You'll see that that is a little bit shorter than what it used to be
:).  `Handlers' is a new package inside Mailman which contains all the
modules for the pipeline.  HandlerAPI.process() basically runs down
the list of pipeline modules, calling each in turn.  The specs for the
<handler>.process() functions say that their return value is ignored,
and they raise an exception if processing of the message is supposed
to stop propagating.

Here's the current list of pipeline modules for normal message
delivery:

    pipeline = ['SpamDetect',
                'Approve',
                'Hold',
                'Cleanse',
                'CookHeaders',
                'ToDigest',
                'ToArchive',
                'ToUsenet',
                'CalcRecips',
                'Decorate',
                'Sendmail',
                'Acknowledge',
                'AfterDelivery',
                ]

The idea here is that each pipeline module does one small thing and
one thing only.  For example, Approve.process() tries to figure out if
the message has been pre-approved.  It will also look for an Approved:
header with a valid password.  All communication between handlers
happens via attributes on the message object, so in the case of the
Approve handler, if it finds a valid "Approve: password" header, it
sets "msg.approved = 1".  Other modules (notably SpamDetect and Hold)
will look for this attribute and short circuit if it finds a true
value.

In a similar vein, ToArchive and ToDigest will look for the `isdigest'
attribute.  If found and true, then the message is a digest so it
won't be sent to the archive, nor will it be appended to the currently
building digest.

Now the neat thing is the Sendmail module.  It's not clever at all, in
fact it just popen's a sendmail (or sendmail-compatible, e.g. postfix)
process, gives the recip addrs on the command line, and pipes the
message to the proc's stdin.  The one complication is that it splits
up the recipients if necessary to keep the command line length
manageable.  What I think is neat is that you could implement an
SMTPDeliver module which uses smtplib.py, or even convert to using
Mailman's current bulk mailer (which I haven't done), or a delivery
scheme of your own choosing.  It should be quite easy to drop in just
drop in this component while keeping everything else the same.  The
Sendmail module rqeuires that the msg object has an attribute called
`recips' which is a list of addresses to send the message to.  The
CalcRecips module sets this attribute.

A couple of things to notice.  First, proper delivery of the message
requires the correct order in the pipeline.  Put Acknowledge before
Sendmail and those who want acks of their messages would get them
before the message was actually sent.  Also, while this seems to work
well for my simple tests, I think I need to play with more aspects
under more realistic load to figure out whether this approach will
work in the long run.  Finally, there's the question of incoming
messages (say injected from Usenet, or via the -request address).  I
think a pipeline will work well here too, e.g.
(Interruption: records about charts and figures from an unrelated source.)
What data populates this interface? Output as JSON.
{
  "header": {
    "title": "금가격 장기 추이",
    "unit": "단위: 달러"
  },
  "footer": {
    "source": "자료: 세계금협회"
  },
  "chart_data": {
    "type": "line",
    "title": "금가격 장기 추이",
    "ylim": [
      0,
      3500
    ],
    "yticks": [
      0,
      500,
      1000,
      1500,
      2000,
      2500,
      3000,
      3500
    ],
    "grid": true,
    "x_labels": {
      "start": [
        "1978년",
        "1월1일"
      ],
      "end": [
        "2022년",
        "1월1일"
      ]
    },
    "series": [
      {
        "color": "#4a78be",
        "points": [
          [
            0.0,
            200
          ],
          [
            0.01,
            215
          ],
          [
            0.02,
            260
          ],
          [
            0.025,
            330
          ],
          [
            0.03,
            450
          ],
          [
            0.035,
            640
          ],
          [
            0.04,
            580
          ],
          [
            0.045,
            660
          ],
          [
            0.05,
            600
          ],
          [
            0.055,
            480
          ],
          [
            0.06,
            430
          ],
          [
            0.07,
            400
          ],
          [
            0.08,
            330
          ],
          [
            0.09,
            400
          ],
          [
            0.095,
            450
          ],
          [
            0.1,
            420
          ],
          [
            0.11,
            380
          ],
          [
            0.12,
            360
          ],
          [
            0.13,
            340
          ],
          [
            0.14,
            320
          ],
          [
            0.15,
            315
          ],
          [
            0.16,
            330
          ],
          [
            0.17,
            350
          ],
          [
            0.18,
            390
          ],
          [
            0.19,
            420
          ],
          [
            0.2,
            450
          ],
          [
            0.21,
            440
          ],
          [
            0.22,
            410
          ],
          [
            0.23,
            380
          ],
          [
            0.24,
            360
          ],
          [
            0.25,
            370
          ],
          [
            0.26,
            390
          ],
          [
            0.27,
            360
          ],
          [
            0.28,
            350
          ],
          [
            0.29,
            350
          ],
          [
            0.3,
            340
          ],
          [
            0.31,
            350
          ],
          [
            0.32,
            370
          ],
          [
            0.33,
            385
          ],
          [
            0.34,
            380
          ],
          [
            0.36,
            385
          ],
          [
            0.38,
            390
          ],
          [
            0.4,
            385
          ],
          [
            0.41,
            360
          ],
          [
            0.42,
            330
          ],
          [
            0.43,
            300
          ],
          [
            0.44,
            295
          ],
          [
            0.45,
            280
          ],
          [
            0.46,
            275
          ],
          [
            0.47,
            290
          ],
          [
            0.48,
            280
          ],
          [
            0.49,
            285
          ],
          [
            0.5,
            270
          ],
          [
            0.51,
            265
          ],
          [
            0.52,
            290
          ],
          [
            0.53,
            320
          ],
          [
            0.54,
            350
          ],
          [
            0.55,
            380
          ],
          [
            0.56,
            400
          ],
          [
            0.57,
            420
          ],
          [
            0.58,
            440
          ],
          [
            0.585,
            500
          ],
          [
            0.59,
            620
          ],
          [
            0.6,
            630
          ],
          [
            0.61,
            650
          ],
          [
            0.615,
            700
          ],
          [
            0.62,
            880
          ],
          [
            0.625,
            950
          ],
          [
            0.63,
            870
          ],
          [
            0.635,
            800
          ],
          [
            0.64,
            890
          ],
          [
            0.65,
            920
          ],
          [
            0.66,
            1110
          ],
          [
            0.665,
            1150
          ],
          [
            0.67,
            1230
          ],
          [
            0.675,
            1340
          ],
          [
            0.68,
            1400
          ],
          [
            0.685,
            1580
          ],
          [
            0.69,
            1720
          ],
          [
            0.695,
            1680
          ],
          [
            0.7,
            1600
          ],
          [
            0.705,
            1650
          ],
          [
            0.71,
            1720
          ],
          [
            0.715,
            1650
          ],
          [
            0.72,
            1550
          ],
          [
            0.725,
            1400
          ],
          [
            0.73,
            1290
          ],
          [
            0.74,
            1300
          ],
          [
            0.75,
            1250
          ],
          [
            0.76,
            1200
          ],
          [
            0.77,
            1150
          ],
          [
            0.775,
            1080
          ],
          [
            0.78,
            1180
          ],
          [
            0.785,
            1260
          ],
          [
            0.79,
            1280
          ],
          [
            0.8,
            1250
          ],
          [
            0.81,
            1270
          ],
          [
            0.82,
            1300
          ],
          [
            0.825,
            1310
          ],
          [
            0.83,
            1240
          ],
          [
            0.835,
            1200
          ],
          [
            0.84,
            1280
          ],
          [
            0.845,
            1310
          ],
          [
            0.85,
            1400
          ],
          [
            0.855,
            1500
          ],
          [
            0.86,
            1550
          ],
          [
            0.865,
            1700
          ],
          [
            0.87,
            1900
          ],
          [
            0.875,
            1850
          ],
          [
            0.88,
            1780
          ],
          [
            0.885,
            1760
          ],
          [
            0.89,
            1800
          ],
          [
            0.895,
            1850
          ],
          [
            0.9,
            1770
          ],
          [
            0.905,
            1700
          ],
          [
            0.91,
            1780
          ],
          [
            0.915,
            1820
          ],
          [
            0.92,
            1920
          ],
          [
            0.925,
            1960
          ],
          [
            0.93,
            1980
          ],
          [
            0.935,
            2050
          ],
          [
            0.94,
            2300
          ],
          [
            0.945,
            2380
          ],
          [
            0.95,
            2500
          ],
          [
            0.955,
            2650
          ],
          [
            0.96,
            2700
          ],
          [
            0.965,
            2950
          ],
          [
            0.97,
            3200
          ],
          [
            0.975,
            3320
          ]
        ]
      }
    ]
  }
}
I envision a pipeline
of bounce detectors, but I'm not sure yet how this will integrate with
the outgoing pipeline.

A couple of other random but important notes.  I've also significantly
revamped the whole admin request stuff.  Held messages and
subscriptions are no longer kept in the list object.  This should make
your config.db files considerably smaller and faster to load, and will
hopefully improve overall performance.  All that information is now
kept in a separate database file, which is currently implemented using
Python's anydbm module (this might change).  The good thing is that
this file is only touched when a message or subscription is held, or
when you hit the admindb web page.

I've decided to finally make Python 1.5.2 the minimum supported
platform.  It's been out since April, is very stable, is available for
all platforms (and I think there are RPMs available), and is much much
MUCH better than any previous version of Python.  I'm tired of trying
to keep track of backwards compatibility issues.  So the next version
of Mailman will require at least Python 1.5.2.  I should note that
there will /not/ be a Python 1.5.3 -- Guido's decided that the next
release will be 1.6, but that will definitely not be out (other than
via the anonCVS tree) until next year some time.

So... I'm going to check all these changes in so that I can continue
testing.  I'll hopefully also be ripping out lots more unused code.
I'm not sure how much more time I'm going to be hacking on it, but I
need to get this stuff working for python.org so at least until then.

Apologies in advance to the I18N'ers for not getting to that stuff,
and for making so many changes under the hood.  If this stuff turns
out to work well, I'll try to spend some time getting those mods
integrated.

Thanks,
-Barry